Why Your Docker Container Runs Out of Memory Before the OOM Killer Fires

You set a container memory limit of 1.5GB. Your application's top output inside the container shows RSS at 400MB. You think you have plenty of headroom. Then the OOM killer fires.

This is not a rare edge case. It is a predictable consequence of cgroup memory accounting, which counts things that process-level RSS does not.

What the Cgroup Limit Actually Counts

The Linux cgroup memory limit — what Docker's --memory flag sets — counts:

Anonymous memory: heap, stack, mmap'd anonymous regions. This is what RSS captures.
Page cache: file-backed pages brought into memory by reads. If your application reads a 500MB file, those pages count against the cgroup limit even though RSS doesn't show them.
tmpfs mounts: /dev/shm is a tmpfs. If you're using shared memory (Python multiprocessing, Redis --save to /dev/shm, or explicit shm_open calls), it counts. The default /dev/shm in a Docker container uses host tmpfs and counts against container memory.
Kernel slab caches allocated for the cgroup's processes.

The gap between "RSS as reported by top" and "memory as reported by cgroup" can be large. A container doing significant file I/O or using shared memory extensively will show a small RSS but a large cgroup usage.

Reading the Real Number

From inside the container:

# Current usage (bytes)
cat /sys/fs/cgroup/memory.current

# Detailed breakdown (cgroup v2)
cat /sys/fs/cgroup/memory.stat

The memory.stat file breaks out anon, file (page cache), shmem, kernel_stack, and more. If file is large and growing, your application is accumulating page cache. This is normal behavior — the kernel caches file reads aggressively — but it counts against your limit.

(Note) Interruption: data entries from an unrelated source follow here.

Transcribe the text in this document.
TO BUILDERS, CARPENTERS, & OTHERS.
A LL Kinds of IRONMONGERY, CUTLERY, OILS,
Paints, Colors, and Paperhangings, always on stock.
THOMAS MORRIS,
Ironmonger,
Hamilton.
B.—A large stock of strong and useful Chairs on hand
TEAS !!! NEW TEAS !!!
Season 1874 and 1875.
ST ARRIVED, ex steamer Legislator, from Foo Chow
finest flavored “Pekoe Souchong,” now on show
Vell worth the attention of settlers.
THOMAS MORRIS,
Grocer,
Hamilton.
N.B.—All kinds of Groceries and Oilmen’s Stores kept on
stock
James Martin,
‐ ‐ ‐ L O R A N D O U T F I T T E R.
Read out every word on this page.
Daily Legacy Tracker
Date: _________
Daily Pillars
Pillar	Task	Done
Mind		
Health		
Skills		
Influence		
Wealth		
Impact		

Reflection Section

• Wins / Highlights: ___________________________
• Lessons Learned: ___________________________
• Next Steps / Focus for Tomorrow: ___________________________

From outside the container:

docker stats --no-stream

docker stats reports memory.usage_in_bytes which includes page cache. The number you see in the MEM USAGE column is not RSS — it is total cgroup accounting.

The /dev/shm Trap

The most common source of surprise in production is /dev/shm. Python's multiprocessing module uses it for inter-process shared objects on Linux. So does any application that calls shm_open(). The default Docker container has /dev/shm mounted as a 64MB tmpfs — but that 64MB counts against memory limit, and if your application writes more than the shm size allows, you get ENOSPC, not an OOM.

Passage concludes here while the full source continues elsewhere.